Large cities like London have claimed to be unable to meet NO2 targets set in 1999 until 2025 at the earliest. They have argued for extensions but the new initiative is expected to force them to take traffic off the road using charges, and stricter low emission zones.
A commentary about the statement made is that the EC left out the ways of successfully reducing vehicular emission, focusing on accountability on the part of its constituents.

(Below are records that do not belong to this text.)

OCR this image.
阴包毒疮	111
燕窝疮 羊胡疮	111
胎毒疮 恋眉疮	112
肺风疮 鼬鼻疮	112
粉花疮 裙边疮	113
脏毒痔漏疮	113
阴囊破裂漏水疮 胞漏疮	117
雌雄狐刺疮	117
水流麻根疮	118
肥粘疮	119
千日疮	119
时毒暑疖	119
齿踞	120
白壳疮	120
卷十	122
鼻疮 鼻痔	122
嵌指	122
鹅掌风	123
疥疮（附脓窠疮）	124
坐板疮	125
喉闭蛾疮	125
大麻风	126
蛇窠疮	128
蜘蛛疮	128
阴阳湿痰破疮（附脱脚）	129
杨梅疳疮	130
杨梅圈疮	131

There are ways of reducing air pollution, like through upgrading flexible exhaust tubing for large vehicles and outfitting exhaust elbows for trucks. Repairing engines and enhancing fuel sources may also reduce pollution in a significant level. Simply raising awareness of campaigns to reduce pollution can already be a significant way of helping the nation clean itself.
The implementation of strict rules regarding vehicular emission all over the world serves as a pivotal role in addressing one of the more crucial environmental issues the world faces today. Advocacies for cleaner air through proper car maintenance can already go a long way in supporting this cause.